About ¾ of the way to the first pavilion filled with sheep, my lower back started to spasm. Grace in my left arm, the umbrella being held over us with my right and my spine in an unnatural position sloshing though puddles.
The sanctuary of our first pavilion didn’t last long. Grace was excited about the sheep for about 10 seconds.
Then one looked at her and Baa-ed.
She started backing away from the animals, finger out wiggling back and forth, with a trail of shrill No No No’s to go with it.
Up Mama. Up. No No No. All Done. No Mama. Up up.
Silly me. I thought she would be excited over the animals.
So we wound our way through craft pavilions filled with yarns in every imaginable hue and texture. It was beautiful, except for the fact that my back was spasming again because Grace refused to walk - in fear of the sheep that are now 100 feet away, not to mention caged and leashed.
Why didn’t I bring the front-pack baby carrier that we’ve only used 2 or 3 times?
After two pavilions, Grace starts to relax and wants to walk.
Except she no longer wants to be picked up for transport between the pavilions or hold my hand in the crowds. After several smiles from strangers and declarations of her beauty, she has a melt down right in the middle of an entrance.
I can see the smiles melt off strangers faces and she proceeds to have her first official toddleresque lay-down-on-the-ground-screaming-and-flailing-in-a-public-place tantrum ever.
I could care less about the strangers faces, but have you picked up on the fact that we are in an agricultural environment? Her back was now coated in the filth of rainy days and barnyard animals. Which then transferred to me when I hoisted her off the ground.

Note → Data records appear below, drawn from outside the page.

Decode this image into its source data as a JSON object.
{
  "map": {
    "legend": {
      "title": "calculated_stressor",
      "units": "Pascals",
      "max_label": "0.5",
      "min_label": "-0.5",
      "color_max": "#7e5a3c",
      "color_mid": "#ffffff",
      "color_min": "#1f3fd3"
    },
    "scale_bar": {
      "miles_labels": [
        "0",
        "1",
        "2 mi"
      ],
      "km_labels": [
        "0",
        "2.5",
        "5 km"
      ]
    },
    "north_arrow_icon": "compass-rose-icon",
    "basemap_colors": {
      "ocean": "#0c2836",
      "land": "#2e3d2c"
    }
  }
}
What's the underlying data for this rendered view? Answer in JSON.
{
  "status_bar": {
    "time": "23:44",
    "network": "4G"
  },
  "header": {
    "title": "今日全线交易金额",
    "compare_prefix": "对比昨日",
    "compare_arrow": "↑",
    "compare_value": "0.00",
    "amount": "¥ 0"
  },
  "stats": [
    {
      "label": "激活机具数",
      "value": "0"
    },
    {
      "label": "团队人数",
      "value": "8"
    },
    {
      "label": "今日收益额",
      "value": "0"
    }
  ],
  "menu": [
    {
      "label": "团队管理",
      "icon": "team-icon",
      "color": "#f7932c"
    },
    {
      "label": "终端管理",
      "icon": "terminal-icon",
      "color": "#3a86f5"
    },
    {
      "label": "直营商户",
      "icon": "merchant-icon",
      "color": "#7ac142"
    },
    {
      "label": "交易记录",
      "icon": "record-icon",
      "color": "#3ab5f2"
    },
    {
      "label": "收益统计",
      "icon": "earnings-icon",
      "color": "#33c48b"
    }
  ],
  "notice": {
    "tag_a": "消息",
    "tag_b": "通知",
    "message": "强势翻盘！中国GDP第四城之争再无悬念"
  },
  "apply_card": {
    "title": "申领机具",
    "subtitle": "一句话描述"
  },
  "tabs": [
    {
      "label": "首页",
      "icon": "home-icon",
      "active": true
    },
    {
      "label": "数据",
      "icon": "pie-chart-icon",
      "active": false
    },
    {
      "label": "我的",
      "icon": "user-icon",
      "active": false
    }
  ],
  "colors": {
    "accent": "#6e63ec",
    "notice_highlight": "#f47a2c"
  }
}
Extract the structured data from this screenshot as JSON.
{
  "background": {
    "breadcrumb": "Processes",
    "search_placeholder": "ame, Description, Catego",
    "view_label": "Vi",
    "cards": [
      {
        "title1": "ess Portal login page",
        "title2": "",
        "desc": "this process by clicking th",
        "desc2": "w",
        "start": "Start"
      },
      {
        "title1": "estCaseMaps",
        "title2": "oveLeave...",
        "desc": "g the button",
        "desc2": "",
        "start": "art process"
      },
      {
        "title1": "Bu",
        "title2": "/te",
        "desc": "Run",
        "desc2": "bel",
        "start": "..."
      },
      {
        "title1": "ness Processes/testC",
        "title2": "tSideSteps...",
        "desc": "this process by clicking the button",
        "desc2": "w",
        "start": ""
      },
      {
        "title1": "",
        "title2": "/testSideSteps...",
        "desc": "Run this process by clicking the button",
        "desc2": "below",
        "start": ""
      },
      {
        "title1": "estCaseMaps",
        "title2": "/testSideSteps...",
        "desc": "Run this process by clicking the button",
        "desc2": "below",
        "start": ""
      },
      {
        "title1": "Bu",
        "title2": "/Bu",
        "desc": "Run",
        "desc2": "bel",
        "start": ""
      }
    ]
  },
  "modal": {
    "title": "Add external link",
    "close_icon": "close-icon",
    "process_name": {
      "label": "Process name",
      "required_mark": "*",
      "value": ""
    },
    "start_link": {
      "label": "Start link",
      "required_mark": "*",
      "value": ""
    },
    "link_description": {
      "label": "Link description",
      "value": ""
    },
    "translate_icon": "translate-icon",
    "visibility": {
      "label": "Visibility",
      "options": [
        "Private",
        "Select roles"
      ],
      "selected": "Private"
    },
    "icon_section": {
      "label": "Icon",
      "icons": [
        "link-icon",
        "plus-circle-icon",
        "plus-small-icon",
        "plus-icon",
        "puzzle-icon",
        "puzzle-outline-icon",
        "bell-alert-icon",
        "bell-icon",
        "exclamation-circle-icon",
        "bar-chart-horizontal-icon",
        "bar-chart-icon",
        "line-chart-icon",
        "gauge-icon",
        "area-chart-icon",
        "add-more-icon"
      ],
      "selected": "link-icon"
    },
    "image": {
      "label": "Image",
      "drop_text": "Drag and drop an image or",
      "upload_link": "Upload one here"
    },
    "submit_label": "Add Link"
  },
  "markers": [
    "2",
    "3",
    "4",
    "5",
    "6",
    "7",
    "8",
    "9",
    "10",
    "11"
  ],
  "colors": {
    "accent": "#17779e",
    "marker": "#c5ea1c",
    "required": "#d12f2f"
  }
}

On the way back to the car she started to do the arching pissed-off baby yoga in my aching arms and I gave in. I put her down on the ground. I crouched down, trying to keep her head dry with my umbrella (and getting poured on myself) while she happily splashed in puddles and got admiring coos from passerbys. (The knitting crowd is an easy target.)
Anyway, in the middle of all the splashing and cooing - splat - down she went. Thankfully it was right before a big puddle, but the shins of her pants are soaked and covered with mud. I gave up on the umbrella and collapsed it for the next portion of the adventure.
Picking up a pissed-off, muddy, wet child who is screaming, doing baby yoga and kicking me in the stomach for my efforts.
We dash through the rain back to our car in the crowded parking lot. It was kind of like being at the mall. I was stalked by and SUV looking for a closer parking spot.
So I'm trying to make a pissed-off, muddy, wet child who is in full blown snot-filled hysterics, sit still so I can buckle her into her car seat - with a car humming and eyes boring holes into the back of my head watching this whole scene take place.
I really did think about just letting her lie on the floor for the 12 minute car ride home.
*Did Not Make Mistake #6*
I wanted to, but I didn't. I held her down until she relaxed enough to snap the belts closed. Then spent 3 more minutes trying to peel off my coat - sweat soaked on the inside and rain soaked on the outside.
And that - dear coworker - was my hour at the Sheep and Wool Festival.
No, no I don't think we'll be going back next year.